The continued development has followed several distinct paths, Liu said. For example, he and colleagues have been pushing to see what the maximum resolution they can attain is. In the Science paper, they experimentally demonstrated a 2.5× enhancement in resolution with respect to conventional microscopes. Now, at least from a theoretical perspective, they believe that they can achieve an enhancement of up to one order of magnitude.
Separately, they have been working to develop different materials – including so-called “metamaterials” – for possible use in the hyperlens. Metamaterials are man-made composites that possess extraordinary optical properties that cannot be found in natural materials. Some have a negative refractive index or support negative refraction, for example, which could help to advance the hyperlens.

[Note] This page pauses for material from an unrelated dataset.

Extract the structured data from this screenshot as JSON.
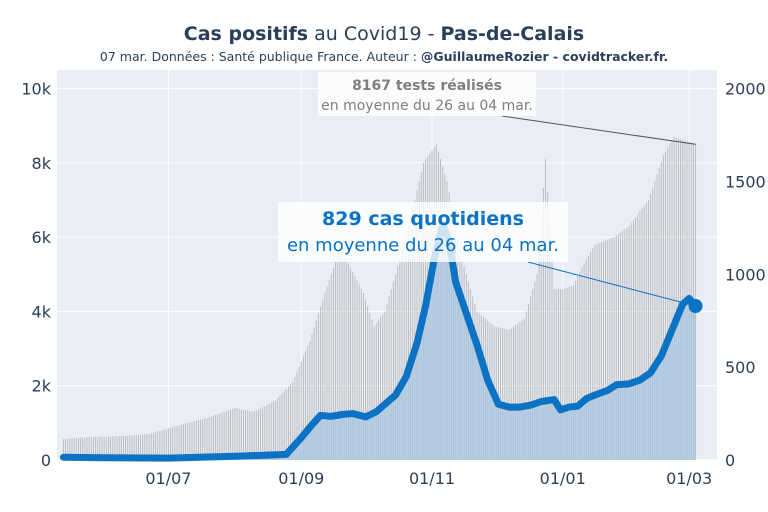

In the Aug. 15, 2008, issue of Science, they reported a study in which they observed negative refraction in bulk meta-materials consisting of silver nanowires with a separation distance much smaller than the diffraction limit. Compared with traditional nanomaterials with similar functionality, Liu said, this composite “has much less loss and also significant potential to work at broadband frequencies of light. In that sense, the nanowire metamaterials represent a [significant advance] and will provide new opportunities for better hyperlens design.”
He added, however, that further work is needed to make such a flat geometry curved, the geometry that facilitates magnification in the hyperlens.